The South is the region with the worst laws in the country for gay and lesbian parents. Well today add North Carolina to the list of states that approve second-parent adoption.
Today's decision from the North Carolina Court of Appeals came in the case of Boseman v. Jarrell. Pretty straightforward facts: Julia Boseman and Melissa Jarrell had been together four years when, in 2002, Melissa gave birth to a child, conceived through donor insemination and planned for by both of them. The child called Melissa "Mommy" and Julia "Mom." The couple filed for a second-parent adoption, which was granted in 2005. As is common given state adoption statutes, the couple asked the court to waive the statutory provision that an adoption terminates the biological mother's parental rights. The court ruled that it had the power to do that, and the adoption decree specifically reads that it does not terminate Melissa's parental rights.
So far so good.
But the next year the couple split up, Melissa limited Julia's time with the child, and, in 2007, Julia filed an action for joint custody. Melissa then tried to get the court (in a different county from the court that granted the adoption) to rule that the adoption decree was void. The opinion released today holds that the adoption decree was not void. If it was an error to grant an adoption without severing Melissa's parental rights, that had to be raised on an appeal from the adoption decree; it could not be raised in a subsequent proceeding.
There's lots of good language in the opinion about why the adoption was a good thing, but the court's failure to rule definitively that a court can waive the provision terminating a biological parent's rights does leave the door open for some trial court judge in the state to rule that the law does not permit such waiver. What is clear, however, is that if a trial judge DOES grant a second-parent adoption, that adoption is valid and cannot later be challenged by anyone.

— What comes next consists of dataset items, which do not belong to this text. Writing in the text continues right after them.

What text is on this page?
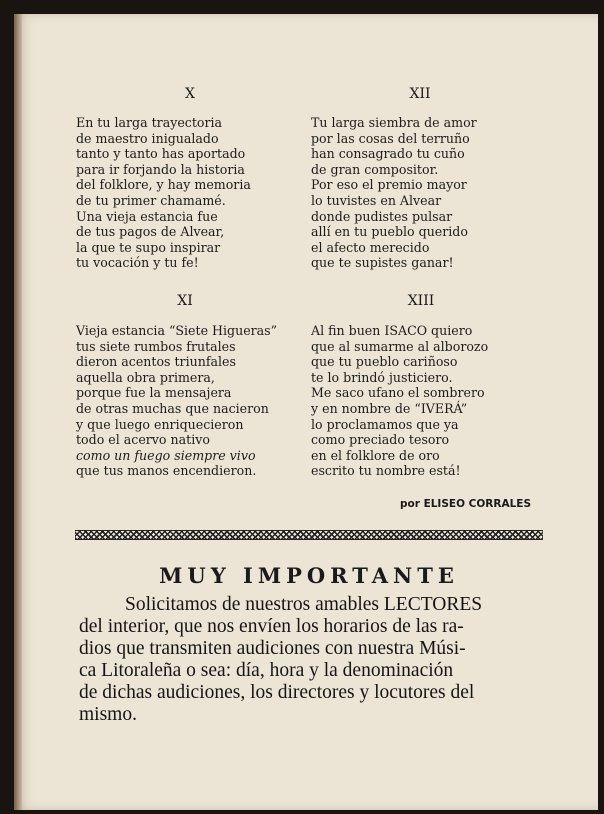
X
En tu larga trayectoria
de maestro inigualado
tanto y tanto has aportado
para ir forjando la historia
del folklore, y hay memoria
de tu primer chamamé.
Una vieja estancia fue
de tus pagos de Alvear,
la que te supo inspirar
tu vocación y tu fe!
XII
Tu larga siembra de amor
por las cosas del terruño
han consagrado tu cuño
de gran compositor.
Por eso el premio mayor
lo tuvistes en Alvear
donde pudistes pulsar
allí en tu pueblo querido
el afecto merecido
que te supistes ganar!
XI
Vieja estancia “Siete Higueras”
tus siete rumbos frutales
dieron acentos triunfales
aquella obra primera,
porque fue la mensajera
de otras muchas que nacieron
y que luego enriquecieron
todo el acervo nativo
como un fuego siempre vivo
que tus manos encendieron.
XIII
Al fin buen ISACO quiero
que al sumarme al alborozo
que tu pueblo cariñoso
te lo brindó justiciero.
Me saco ufano el sombrero
y en nombre de “IVERÁ”
lo proclamamos que ya
como preciado tesoro
en el folklore de oro
escrito tu nombre está!
por ELISEO CORRALES
MUY IMPORTANTE
Solicitamos de nuestros amables LECTORES
del interior, que nos envíen los horarios de las ra-
dios que transmiten audiciones con nuestra Músi-
ca Litoraleña o sea: día, hora y la denominación
de dichas audiciones, los directores y locutores del
mismo.
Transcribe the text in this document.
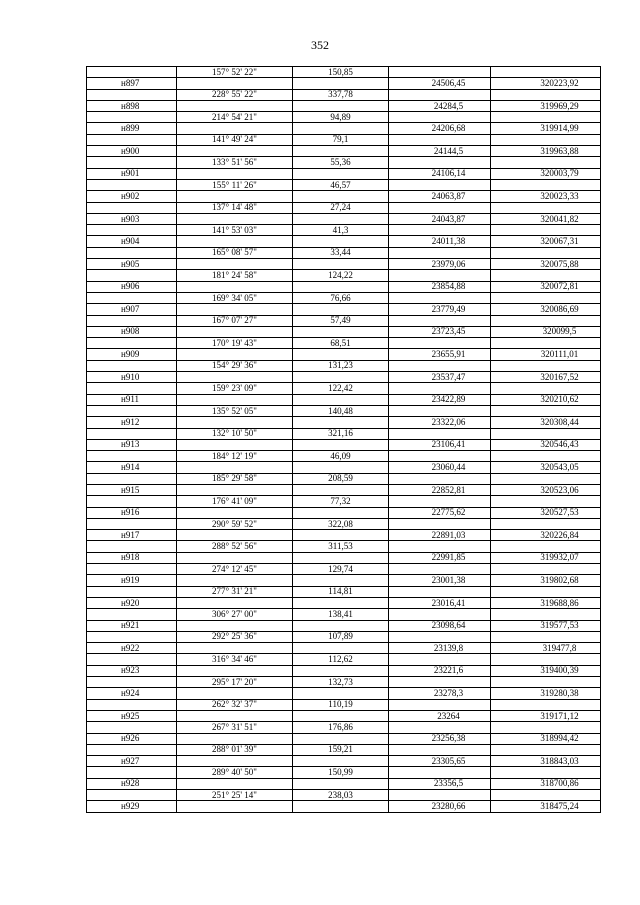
352
	157° 52' 22"	150,85		
н897			24506,45	320223,92
	228° 55' 22"	337,78		
н898			24284,5	319969,29
	214° 54' 21"	94,89		
н899			24206,68	319914,99
	141° 49' 24"	79,1		
н900			24144,5	319963,88
	133° 51' 56"	55,36		
н901			24106,14	320003,79
	155° 11' 26"	46,57		
н902			24063,87	320023,33
	137° 14' 48"	27,24		
н903			24043,87	320041,82
	141° 53' 03"	41,3		
н904			24011,38	320067,31
	165° 08' 57"	33,44		
н905			23979,06	320075,88
	181° 24' 58"	124,22		
н906			23854,88	320072,81
	169° 34' 05"	76,66		
н907			23779,49	320086,69
	167° 07' 27"	57,49		
н908			23723,45	320099,5
	170° 19' 43"	68,51		
н909			23655,91	320111,01
	154° 29' 36"	131,23		
н910			23537,47	320167,52
	159° 23' 09"	122,42		
н911			23422,89	320210,62
	135° 52' 05"	140,48		
н912			23322,06	320308,44
	132° 10' 50"	321,16		
н913			23106,41	320546,43
	184° 12' 19"	46,09		
н914			23060,44	320543,05
	185° 29' 58"	208,59		
н915			22852,81	320523,06
	176° 41' 09"	77,32		
н916			22775,62	320527,53
	290° 59' 52"	322,08		
н917			22891,03	320226,84
	288° 52' 56"	311,53		
н918			22991,85	319932,07
	274° 12' 45"	129,74		
н919			23001,38	319802,68
	277° 31' 21"	114,81		
н920			23016,41	319688,86
	306° 27' 00"	138,41		
н921			23098,64	319577,53
	292° 25' 36"	107,89		
н922			23139,8	319477,8
	316° 34' 46"	112,62		
н923			23221,6	319400,39
	295° 17' 20"	132,73		
н924			23278,3	319280,38
	262° 32' 37"	110,19		
н925			23264	319171,12
	267° 31' 51"	176,86		
н926			23256,38	318994,42
	288° 01' 39"	159,21		
н927			23305,65	318843,03
	289° 40' 50"	150,99		
н928			23356,5	318700,86
	251° 25' 14"	238,03		
н929			23280,66	318475,24
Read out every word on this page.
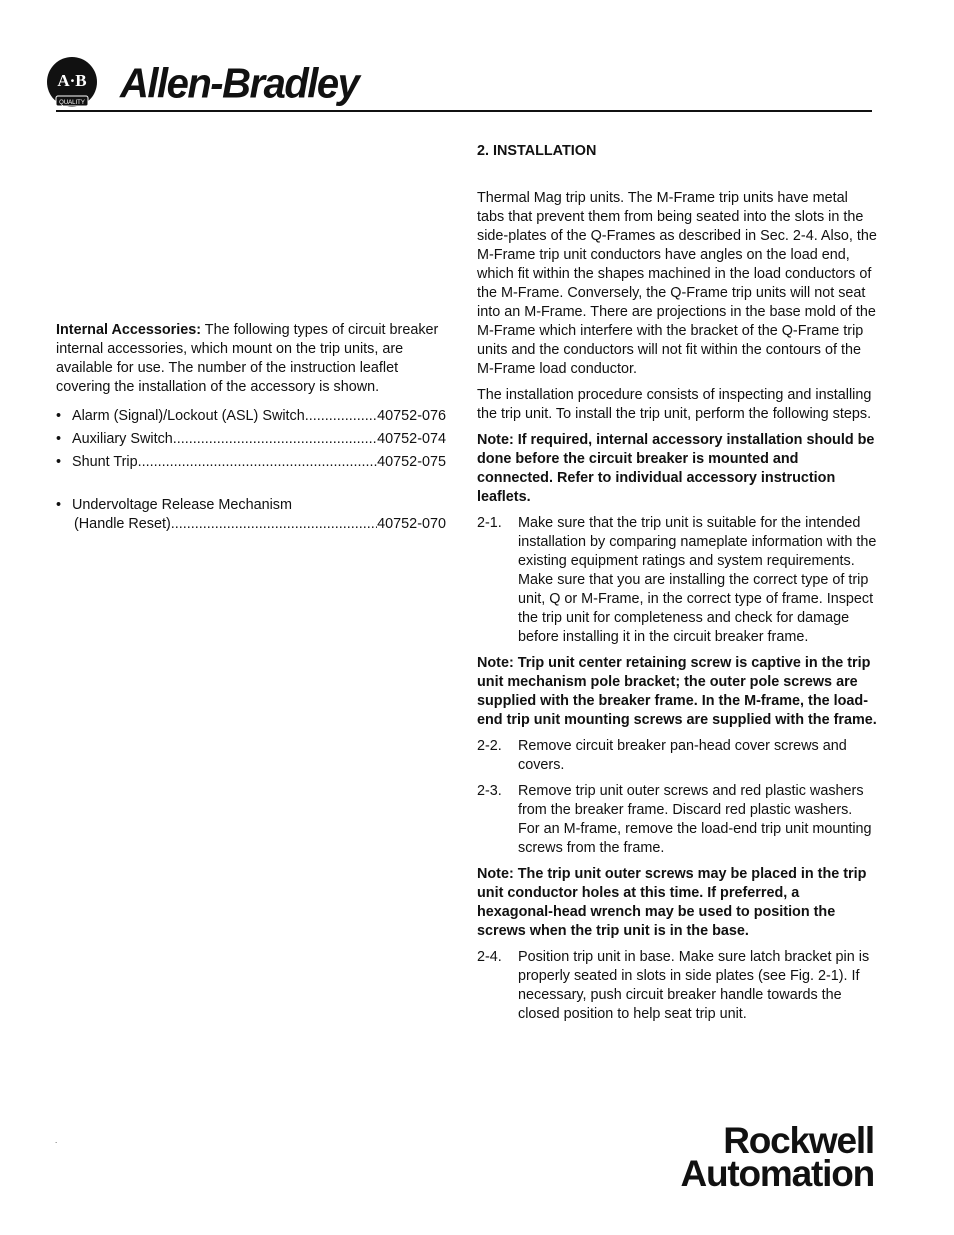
A·B
QUALITY Allen-Bradley

Internal Accessories: The following types of circuit breaker internal accessories, which mount on the trip units, are available for use. The number of the instruction leaflet covering the installation of the accessory is shown.

• Alarm (Signal)/Lockout (ASL) Switch .....	40752-076
• Auxiliary Switch .....	40752-074
• Shunt Trip .....	40752-075
• Undervoltage Release Mechanism
(Handle Reset) .....	40752-070

2. INSTALLATION

Thermal Mag trip units. The M-Frame trip units have metal tabs that prevent them from being seated into the slots in the side-plates of the Q-Frames as described in Sec. 2-4. Also, the M-Frame trip unit conductors have angles on the load end, which fit within the shapes machined in the load conductors of the M-Frame. Conversely, the Q-Frame trip units will not seat into an M-Frame. There are projections in the base mold of the M-Frame which interfere with the bracket of the Q-Frame trip units and the conductors will not fit within the contours of the M-Frame load conductor.

The installation procedure consists of inspecting and installing the trip unit. To install the trip unit, perform the following steps.

Note: If required, internal accessory installation should be done before the circuit breaker is mounted and connected. Refer to individual accessory instruction leaflets.

2-1.	Make sure that the trip unit is suitable for the intended installation by comparing nameplate information with the existing equipment ratings and system requirements. Make sure that you are installing the correct type of trip unit, Q or M-Frame, in the correct type of frame. Inspect the trip unit for completeness and check for damage before installing it in the circuit breaker frame.

Note: Trip unit center retaining screw is captive in the trip unit mechanism pole bracket; the outer pole screws are supplied with the breaker frame. In the M-frame, the load-end trip unit mounting screws are supplied with the frame.

2-2.	Remove circuit breaker pan-head cover screws and covers.
2-3.	Remove trip unit outer screws and red plastic washers from the breaker frame. Discard red plastic washers. For an M-frame, remove the load-end trip unit mounting screws from the frame.

Note: The trip unit outer screws may be placed in the trip unit conductor holes at this time. If preferred, a hexagonal-head wrench may be used to position the screws when the trip unit is in the base.

2-4.	Position trip unit in base. Make sure latch bracket pin is properly seated in slots in side plates (see Fig. 2-1). If necessary, push circuit breaker handle towards the closed position to help seat trip unit.
.	Rockwell
Automation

The court also makes clear that it would have ruled the same way had the parties been an unmarried different-sex couple. "While [the adoption code] does not specifically address same-sex adoptions," the court wrote, "these statutes do make clear that a wide range of adoptions are contemplated and permitted, so long as they protect the minor’s 'needs, interests, and rights.'"
The North Carolina Association of Women Attorneys, the National Association of Social Workers, the North Carolina Chapter of the National Association of Social Workers, and the North Carolina Foster and Adoptive Parents Association filed a friend of the court brief in support of upholding the adoption.